Third, a horrible expression has cropped up that I believe can be traced to the religious Zionist movement: hatzibbur shelanu (our public), referring only to national religious Jews. As a religious Zionist, I made aliya to the national homeland of all the Jewish people. When did hatzibbur shelanu become only Jews with a crocheted kippa, and not the Jewish people as a whole – or for that matter all Israelis? Finally, and maybe the most glaring example, is Prime Minister Benjamin Netanyahu’s playing the race card to get out the vote by highlighting the percentage vote of Arab citizens. What can be more antithetical to Jabotinsky’s vision of the State of Israel than fear-mongering against a minority?
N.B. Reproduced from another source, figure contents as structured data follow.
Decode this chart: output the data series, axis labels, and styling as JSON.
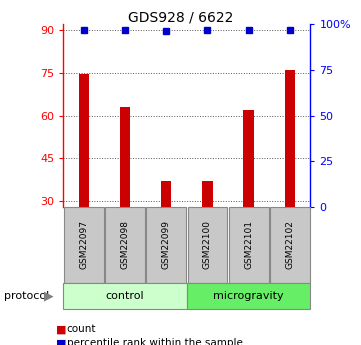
{
  "title": "GDS928 / 6622",
  "samples": [
    "GSM22097",
    "GSM22098",
    "GSM22099",
    "GSM22100",
    "GSM22101",
    "GSM22102"
  ],
  "bar_values": [
    74.5,
    63.0,
    37.0,
    37.0,
    62.0,
    76.0
  ],
  "dot_values": [
    97,
    97,
    96,
    97,
    97,
    97
  ],
  "bar_color": "#cc0000",
  "dot_color": "#0000cc",
  "ylim_left": [
    28,
    92
  ],
  "yticks_left": [
    30,
    45,
    60,
    75,
    90
  ],
  "ylim_right": [
    0,
    100
  ],
  "yticks_right": [
    0,
    25,
    50,
    75,
    100
  ],
  "ytick_right_labels": [
    "0",
    "25",
    "50",
    "75",
    "100%"
  ],
  "control_label": "control",
  "microgravity_label": "microgravity",
  "protocol_label": "protocol",
  "legend_count": "count",
  "legend_percentile": "percentile rank within the sample",
  "control_color": "#ccffcc",
  "microgravity_color": "#66ee66",
  "sample_box_color": "#c8c8c8",
  "bar_width": 0.25,
  "grid_color": "#555555",
  "n_control": 3,
  "n_microgravity": 3
}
All these stories trace back to a common theme: self-imposed ghettoization to exclude the “other.” Whether at home, at work or in the synagogue, we are forcing ourselves into ghettos comprised only of people who look like us, think like us, have the same culture and the same level of religiosity.

In Israel, we are afraid of the other, of those that are different than us.

In order for us to get out of the self-ghettoization, we have to move away from fear of the “other,” to the acceptance and inclusion of the “other.” Instead of seeing the varied cultures and backgrounds in Israel as a risk, we have to see our varied cultures and backgrounds as an opportunity.

Being “different” should not be viewed as something to fear, but something to desire.

It will make our home lives richer, our work lives richer and most importantly, it will bring us back from the slippery slope of being the “State of hatzibbur shelanu” to being the Jewish and democratic state that Jabotinsky and the declaration of the State of Israel contemplated. ■ The writer is the managing partner of an Israeli private equity firm and is a board member of several non-profits.